Well, shoot.
Chicago Cubs pitching prospect (still 17.0 innings shy of losing rookie eligibility!) Hayden Wesneski never did have a really bad outing in his taste of the big leagues this year. HOW IS HE GOING TO LEARN NOW?!?!!?
I kid, of course. But like I said after pretty much every single one of his outings, it would’ve been fine if there had been some issue that popped up, torpedoed an outing, and then Wesneski would add it to the list he needed to work on this offseason. That never happened because he was just too dang good. The results he was getting was not the product of smoke and mirrors, or pure baseball randomness. He has multiple big league caliber pitches, a plus (maybe plus-plus) slider, and he showed exceptional command. It was everything you’d want to see in a front-end starter, quite frankly, even if his minor league development and trajectory didn’t suggest he was QUITE that caliber of prospect.*
There will still be things to work on this offseason – he and the Cubs will be sure of that (improving the changeup and/or cutter against lefties is probably a big one) – and he’ll still enter Spring Training without a guarantee of a big league job. That’s not a knock on him, of course. It’s just a recognition that the Cubs SHOULD be creating tons of additional depth this offseason, including impact pitching at the top of the rotation, and then a guy like Wesneski would either force his way in, would back-fill from start-to-start, or would eventually find his way into the rotation by way of inevitable injury. Whatever the case, the Cubs are probably going to want to mange the innings anyway, and it’s not like they would throw him out there for 32 starts and 220 innings next year from day one.
Wesneski’s season wrapped with a great outing last night against the Reds:
Overall, it was a tremendous development year for Wesneski, who got better and better as the year went on, even as the level of competition increased:
Comments from Wesneski himself:
And if you want to get really nerdy, you can go down a rabbit hole with Wesneski and Lance Brozdowski on more advanced pitch characteristics:
I just love the way Wesneski talks about this stuff, thinks about this stuff, works on this stuff, and tries to optimize. That’s going to help him this offseason, I’d imagine.
Also, did you catch that little bit in there in the middle video about Keegan Thompson? It was quick, but when Wesneski was talking about his unique slider – it moves more like a sweeper – he says he commands it so well because he’s been throwing it for such a long time, unlike Keegan, Wesneski says, who is still working on it. Sure enough, Thompson added his (little-used) slider at midseason, and it has much more horizontal movement than average. Thompson must’ve been working to add a sweeper, and it must be that he and Wesneski have talked about it. Would be pretty fun if Wesneski’s emergence actually wound up helping Thompson refine a new pitch!

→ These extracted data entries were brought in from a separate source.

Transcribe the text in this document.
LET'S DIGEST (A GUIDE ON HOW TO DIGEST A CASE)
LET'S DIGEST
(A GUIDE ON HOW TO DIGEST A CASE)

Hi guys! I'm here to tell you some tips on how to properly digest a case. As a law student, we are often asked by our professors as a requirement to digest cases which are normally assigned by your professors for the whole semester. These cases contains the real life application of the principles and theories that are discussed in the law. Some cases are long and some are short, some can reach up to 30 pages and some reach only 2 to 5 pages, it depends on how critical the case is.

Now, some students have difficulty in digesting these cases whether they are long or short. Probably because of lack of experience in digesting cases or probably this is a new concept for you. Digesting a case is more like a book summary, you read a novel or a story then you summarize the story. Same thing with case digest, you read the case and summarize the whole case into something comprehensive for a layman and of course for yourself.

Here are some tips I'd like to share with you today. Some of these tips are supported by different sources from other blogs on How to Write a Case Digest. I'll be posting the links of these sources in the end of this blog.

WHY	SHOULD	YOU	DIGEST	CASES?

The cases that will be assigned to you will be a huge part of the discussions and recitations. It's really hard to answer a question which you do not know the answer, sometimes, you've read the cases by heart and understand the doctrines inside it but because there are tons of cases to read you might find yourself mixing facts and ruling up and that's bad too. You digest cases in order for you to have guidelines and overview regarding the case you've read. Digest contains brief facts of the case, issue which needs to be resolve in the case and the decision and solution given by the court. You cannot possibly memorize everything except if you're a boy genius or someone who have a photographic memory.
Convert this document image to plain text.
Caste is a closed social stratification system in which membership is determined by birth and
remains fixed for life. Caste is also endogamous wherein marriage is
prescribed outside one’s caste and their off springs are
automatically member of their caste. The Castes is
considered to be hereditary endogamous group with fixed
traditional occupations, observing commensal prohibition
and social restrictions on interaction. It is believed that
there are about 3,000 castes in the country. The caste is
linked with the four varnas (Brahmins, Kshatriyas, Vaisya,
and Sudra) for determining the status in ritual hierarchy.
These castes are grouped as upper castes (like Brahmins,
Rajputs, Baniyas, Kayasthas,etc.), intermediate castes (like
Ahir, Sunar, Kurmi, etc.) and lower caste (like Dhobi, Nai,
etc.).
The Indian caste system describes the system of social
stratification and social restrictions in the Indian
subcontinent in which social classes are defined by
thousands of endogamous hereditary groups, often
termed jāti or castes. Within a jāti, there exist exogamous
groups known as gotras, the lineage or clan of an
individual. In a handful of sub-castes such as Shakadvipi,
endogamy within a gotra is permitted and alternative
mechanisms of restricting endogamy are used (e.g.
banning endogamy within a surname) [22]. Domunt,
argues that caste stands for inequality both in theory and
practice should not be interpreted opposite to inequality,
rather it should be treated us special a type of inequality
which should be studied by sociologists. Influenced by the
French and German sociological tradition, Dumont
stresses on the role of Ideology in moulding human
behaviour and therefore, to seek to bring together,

*(Stray note on that, which I’ll bury here at the bottom in an asterisk’d parenthetical: while it’s very clear that Wesneski is a very good pitching prospect and has a Major League future, I’ve been hesitant to fully buy in to what my eyes have shown me in this small sample for one big reason. Why did the Yankees trade Wesneski in the first place? Yes, Scott Effross is awesome and controllable and the Yankees needed a relief arm, but in no universe are they trading a number two starting pitcher for Effross. So that means either the Yankees BADLY misevaluated Wesneski (something they just don’t do all that often with their own pitching prospects), the Cubs unlocked something at the margins (maybe, but that wasn’t the suggestion when they acquired him), Wesneski himself took a step forward in the Cubs organization for unspecified reasons, OR he’s showing out a little more here in September than he would/will in future, competitive seasons. Any of those are possibilities, and I’ll go ahead and root for the one that combines a Yankees whiff with a Cubs development success story. It happens. It’s just really rare. And it at least makes me cautious to want to see more next year before I say for sure that Wesneski’s ceiling is front two, rather than mid-rotation (which, by the way, would still be really valuable!).)